Are You Frustrated With MPLS?

Peter : On Rad's Radar?
Peter
| Peter Radizeski of RAD-INFO, Inc. talking telecom, Cloud, VoIP, CLEC, and The Channel.

Are You Frustrated With MPLS?

When I read press releases like this I laugh: "Despite the mounting frustration with MPLS connectivity costs and inflexibility, many customers still do not believe the Internet can provide the security and performance needed for today's business-critical traffic." MPLS is inflexible? It isn't inflexible; it is just complex.

Over the last seven years, I have watched many network admins try to wrestle with MPLS. Virtual pathways on a private network have been around since the days of frame relay. PVCs and SVCs were just traffic pathways in the frame relay cloud. ATM was more complicated to explain. "Frame relay won in the WAN over ATM, which proved too expensive despite its good points, such as five levels of QoS." The same will be said of Ethernet over MPLS - too expensive and complex despite its good points, such as security and QoS.

I think folks forget when you had to buy CIR (committed information rate) on WAN ports. VLANs are just dedicated bandwidth pathways for selected traffic. You want real-time traffic to have priority over email and web traffic. VLANs create that. The VLAN is not dynamic, so that might be why admins are leaning towards ethernet in the WAN.

Plus network admins are comfortable with ethernet. It has been the default for LANs, since before many of them were born. Not many remember ArcNet and Token Ring -- and the pain of running those LAN protocols.

Personally, IP-VPN is just adding more traffic to the Internet which is congested enough as it is. Over the top video buffers and OTT VoIP is jittery and cuts out like a cellphone call with bad reception.

WAN Optimization companies want to replace MPLS with broadband. That should work out well. The network admins will be happy because it will simplify the WAN. It will add security issues in a time when everyone is being hacked including the federal government and even security firms like Kapersky and LastPass.

The biggest complaint I get about MPLS is the expense. It does cost more than the Internet, but then it is more secure and dedicated bandwidth end to end. The configuration of the network is also complex, but you can outsource that.

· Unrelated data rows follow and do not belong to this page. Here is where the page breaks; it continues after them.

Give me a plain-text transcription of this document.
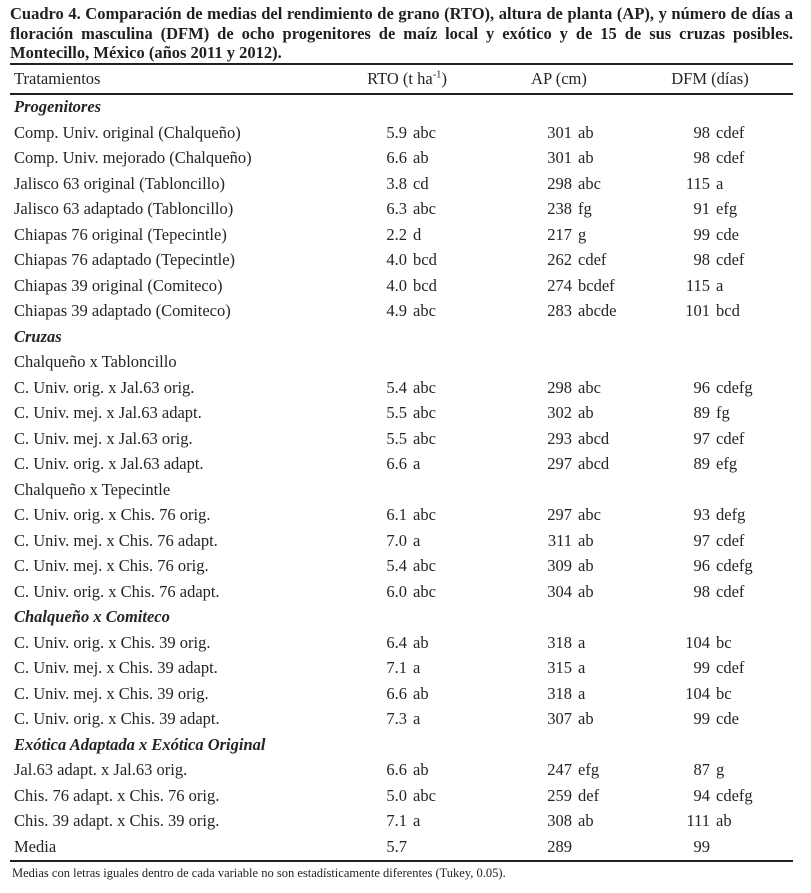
Cuadro 4. Comparación de medias del rendimiento de grano (RTO), altura de planta (AP), y número de días a floración masculina (DFM) de ocho progenitores de maíz local y exótico y de 15 de sus cruzas posibles. Montecillo, México (años 2011 y 2012).
Tratamientos	RTO (t $ha^{-1}$)	AP (cm)	DFM (días)
Progenitores
Comp. Univ. original (Chalqueño)	5.9 abc	301 ab	98 cdef
Comp. Univ. mejorado (Chalqueño)	6.6 ab	301 ab	98 cdef
Jalisco 63 original (Tabloncillo)	3.8 cd	298 abc	115 a
Jalisco 63 adaptado (Tabloncillo)	6.3 abc	238 fg	91 efg
Chiapas 76 original (Tepecintle)	2.2 d	217 g	99 cde
Chiapas 76 adaptado (Tepecintle)	4.0 bcd	262 cdef	98 cdef
Chiapas 39 original (Comiteco)	4.0 bcd	274 bcdef	115 a
Chiapas 39 adaptado (Comiteco)	4.9 abc	283 abcde	101 bcd
Cruzas
Chalqueño x Tabloncillo
C. Univ. orig. x Jal.63 orig.	5.4 abc	298 abc	96 cdefg
C. Univ. mej. x Jal.63 adapt.	5.5 abc	302 ab	89 fg
C. Univ. mej. x Jal.63 orig.	5.5 abc	293 abcd	97 cdef
C. Univ. orig. x Jal.63 adapt.	6.6 a	297 abcd	89 efg
Chalqueño x Tepecintle
C. Univ. orig. x Chis. 76 orig.	6.1 abc	297 abc	93 defg
C. Univ. mej. x Chis. 76 adapt.	7.0 a	311 ab	97 cdef
C. Univ. mej. x Chis. 76 orig.	5.4 abc	309 ab	96 cdefg
C. Univ. orig. x Chis. 76 adapt.	6.0 abc	304 ab	98 cdef
Chalqueño x Comiteco
C. Univ. orig. x Chis. 39 orig.	6.4 ab	318 a	104 bc
C. Univ. mej. x Chis. 39 adapt.	7.1 a	315 a	99 cdef
C. Univ. mej. x Chis. 39 orig.	6.6 ab	318 a	104 bc
C. Univ. orig. x Chis. 39 adapt.	7.3 a	307 ab	99 cde
Exótica Adaptada x Exótica Original
Jal.63 adapt. x Jal.63 orig.	6.6 ab	247 efg	87 g
Chis. 76 adapt. x Chis. 76 orig.	5.0 abc	259 def	94 cdefg
Chis. 39 adapt. x Chis. 39 orig.	7.1 a	308 ab	111 ab
Media	5.7	289	99
Medias con letras iguales dentro de cada variable no son estadísticamente diferentes (Tukey, 0.05).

"According to analyst firm Gartner, "Most network managers are feeling the pain of an increasingly complicated WAN with costly and time-consuming branch office solutions." This is true, especially for satellite offices of less than 10 people. However, if retail chains can utilize MPLS over DSL for POS, credit card processing, inventory and VoIP, why can't other industries?

The new thing is SD-WAN - the software defined WAN. This is basically on-demand bandwidth. Dial it up, dial it back, pay for usage. The CEO of Cogent used to say, "Just throw more bandwidth at it" as the answer to any problem on the network. This is a way to throw more bandwidth at an immediate problem.

SD-WAN will likely win, because it will put control in the network admin's hands. It is Ethernet. TW Telecom already had this option on some routes (where they owned the fiber). The added cost wasn't that heavy.

Frame Relay died. It was fairly easy. (Certainly easier to explain than ATM.) IP-VPN waned. Networks were segmented; now they are converged - with not just voice and data, but voice, data, Internet and video. IP-VPNs are coming back because Metro Ethernet has made the WAN pipes fairly inexpensive (moreso than DS3's!). WAN optimization and software defined networks will give the IP-VPN a revitalization.